ICD-10 Classifications

ICD stands for the International Statistical Classification of Diseases and Related Health Problems, or “International Classification of Diseases” for short. It is a comprehensive manual and diagnostic tool created, published and managed by the World Health Organisation (WHO), the ICD sets the international standard for healthcare diagnosis.As for the WHO, it is a specialised agency of the United Nations which monitors and supports public health in around 180 countries.

“In the United Kingdom the ICD-10 (the latest edition) is the main reference guide to conditions for mental health practitioners and is a NHS standard. It is referred to alongside recommendations by the National Institute for Health and Care Excellence (NICE).”

British psychotherapists and psychiatrists may also refer to the Diagnostic and Statistical Manual of Mental Disorders (DSM) for guidance. The DSM is, however, an American manual, and not the officially recommended reference in the UK. The following information is from the ICD-10, which is available online: https://icd.who.int/browse10/2016/en#/F60-F69.

Section F60-F69 – Disorders of Adult Personality and Behaviour

This block includes a variety of conditions and behaviour patterns of clinical significance which tend to be persistent and appear to be the expression of the individual’s characteristic lifestyle and mode of relating to himself or herself and others. Some of these conditions and patterns of behaviour emerge early in the course of individual development, as a result of both constitutional factors and social experience, while others are acquired later in life. Specific personality disorders (F60.-), mixed and other personality disorders (F61.-), and enduring personality changes (F62.-) are deeply ingrained and enduring behaviour patterns, manifesting as inflexible responses to a broad range of personal and social situations. They represent extreme or significant deviations from the way in which the average individual in a given culture perceives, thinks, feels and, particularly, relates to others. Such behaviour patterns tend to be stable and to encompass multiple domains of behaviour and psychological functioning. They are frequently, but not always, associated with various degrees of subjective distress and problems of social performance.

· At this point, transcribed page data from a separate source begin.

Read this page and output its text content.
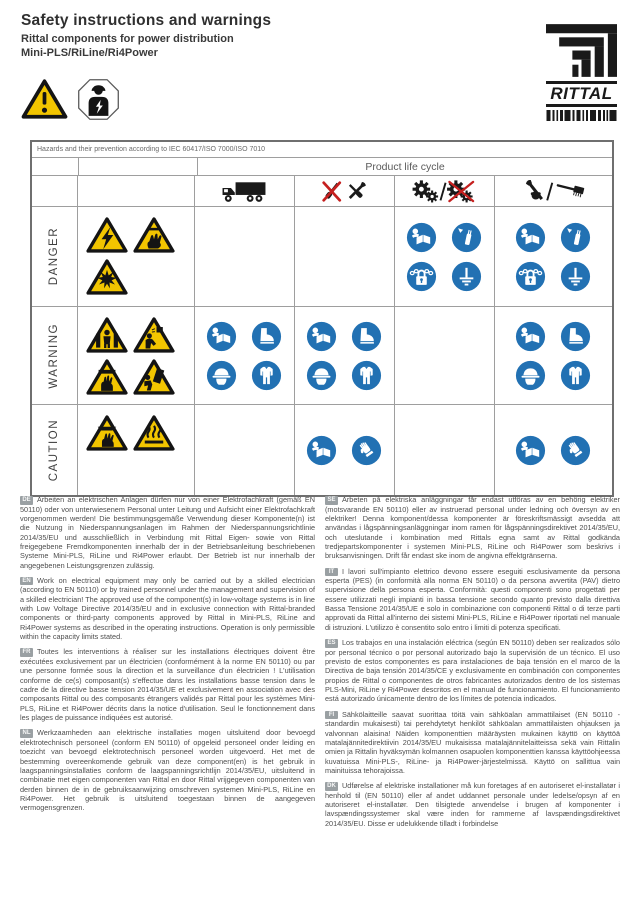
Safety instructions and warnings
Rittal components for power distribution
Mini-PLS/RiLine/Ri4Power
RITTAL
Hazards and their prevention according to IEC 60417/ISO 7000/ISO 7010
Product life cycle
DANGER
WARNING
CAUTION

DE Arbeiten an elektrischen Anlagen dürfen nur von einer Elektrofachkraft (gemäß EN 50110) oder von unterwiesenem Personal unter Leitung und Aufsicht einer Elektrofachkraft vorgenommen werden! Die bestimmungsgemäße Verwendung dieser Komponente(n) ist die Nutzung in Niederspannungsanlagen im Rahmen der Niederspannungsrichtlinie 2014/35/EU und ausschließlich in Verbindung mit Rittal Eigen- sowie von Rittal freigegebene Fremdkomponenten innerhalb der in der Betriebsanleitung beschriebenen Systeme Mini-PLS, RiLine und Ri4Power erlaubt. Der Betrieb ist nur innerhalb der angegebenen Leistungsgrenzen zulässig.

EN Work on electrical equipment may only be carried out by a skilled electrician (according to EN 50110) or by trained personnel under the management and supervision of a skilled electrician! The approved use of the component(s) in low-voltage systems is in line with Low Voltage Directive 2014/35/EU and in exclusive connection with Rittal-branded components or third-party components approved by Rittal in Mini-PLS, RiLine and Ri4Power systems as described in the operating instructions. Operation is only permissible within the capacity limits stated.

FR Toutes les interventions à réaliser sur les installations électriques doivent être exécutées exclusivement par un électricien (conformément à la norme EN 50110) ou par une personne formée sous la direction et la surveillance d'un électricien ! L'utilisation conforme de ce(s) composant(s) s'effectue dans les installations basse tension dans le cadre de la directive basse tension 2014/35/UE et exclusivement en association avec des composants Rittal ou des composants étrangers validés par Rittal pour les systèmes Mini-PLS, RiLine et Ri4Power décrits dans la notice d'utilisation. Seul le fonctionnement dans les plages de puissance indiquées est autorisé.

NL Werkzaamheden aan elektrische installaties mogen uitsluitend door bevoegd elektrotechnisch personeel (conform EN 50110) of opgeleid personeel onder leiding en toezicht van bevoegd elektrotechnisch personeel worden uitgevoerd. Het met de bestemming overeenkomende gebruik van deze component(en) is het gebruik in laagspanningsinstallaties conform de laagspanningsrichtlijn 2014/35/EU, uitsluitend in combinatie met eigen componenten van Rittal en door Rittal vrijgegeven componenten van derden binnen de in de gebruiksaanwijzing omschreven systemen Mini-PLS, RiLine en Ri4Power. Het gebruik is uitsluitend toegestaan binnen de aangegeven vermogensgrenzen.

SE Arbeten på elektriska anläggningar får endast utföras av en behörig elektriker (motsvarande EN 50110) eller av instruerad personal under ledning och översyn av en elektriker! Denna komponent/dessa komponenter är föreskriftsmässigt avsedda att användas i lågspänningsanläggningar inom ramen för lågspänningsdirektivet 2014/35/EU, och uteslutande i kombination med Rittals egna samt av Rittal godkända tredjepartskomponenter i systemen Mini-PLS, RiLine och Ri4Power som beskrivs i bruksanvisningen. Drift får endast ske inom de angivna effektgränserna.

IT I lavori sull'impianto elettrico devono essere eseguiti esclusivamente da persona esperta (PES) (in conformità alla norma EN 50110) o da persona avvertita (PAV) dietro supervisione della persona esperta. Conformità: questi componenti sono progettati per essere utilizzati negli impianti in bassa tensione secondo quanto previsto dalla direttiva Bassa Tensione 2014/35/UE e solo in combinazione con componenti Rittal o di terze parti approvati da Rittal all'interno dei sistemi Mini-PLS, RiLine e Ri4Power riportati nel manuale di istruzioni. L'utilizzo è consentito solo entro i limiti di potenza specificati.

ES Los trabajos en una instalación eléctrica (según EN 50110) deben ser realizados sólo por personal técnico o por personal autorizado bajo la supervisión de un técnico. El uso previsto de estos componentes es para instalaciones de baja tensión en el marco de la Directiva de baja tensión 2014/35/CE y exclusivamente en combinación con componentes propios de Rittal o componentes de otros fabricantes autorizados dentro de los sistemas PLS-Mini, RiLine y Ri4Power descritos en el manual de funcionamiento. El funcionamiento está autorizado únicamente dentro de los límites de potencia indicados.

FI Sähkölaitteille saavat suorittaa töitä vain sähköalan ammattilaiset (EN 50110 -standardin mukaisesti) tai perehdytetyt henkilöt sähköalan ammattilaisten ohjauksen ja valvonnan alaisina! Näiden komponenttien määräysten mukainen käyttö on käyttöä matalajännitedirektiivin 2014/35/EU mukaisissa matalajännitelaitteissa sekä vain Rittalin omien ja Rittalin hyväksymän kolmannen osapuolen komponenttien kanssa käyttöohjeessa kuvatuissa Mini-PLS-, RiLine- ja Ri4Power-järjestelmissä. Käyttö on sallittua vain mainituissa tehorajoissa.

DK Udførelse af elektriske installationer må kun foretages af en autoriseret el-installatør i henhold til (EN 50110) eller af andet uddannet personale under ledelse/opsyn af en autoriseret el-installatør. Den tilsigtede anvendelse i brugen af komponenter i lavspændingssystemer skal være inden for rammerne af lavspændingsdirektivet 2014/35/EU. Disse er udelukkende tilladt i forbindelse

F60 – Specific Personality Disorders

These are severe disturbances in the personality and behavioural tendencies of the individual; not directly resulting from disease, damage, or other insult to the brain, or from another psychiatric disorder; usually involving several areas of the personality; nearly always associated with considerable personal distress and social disruption; and usually manifest since childhood or adolescence and continuing throughout adulthood.

F60.3 Emotionally Unstable Personality Disorder (EUPD – often referred to as Borderline Personality Disorder or BPD)

Personality disorder characterized by a definite tendency to act impulsively and without consideration of the consequences; the mood is unpredictable and capricious. There is a liability to outbursts of emotion and an incapacity to control the behavioural explosions. There is a tendency to quarrelsome behaviour and to conflicts with others, especially when impulsive acts are thwarted or censored. Two types may be distinguished: the impulsive type, characterized predominantly by emotional instability and lack of impulse control, and the borderline type, characterized in addition by disturbances in self-image, aims, and internal preferences, by chronic feelings of emptiness, by intense and unstable interpersonal relationships, and by a tendency to self-destructive behaviour, including suicide gestures and attempts.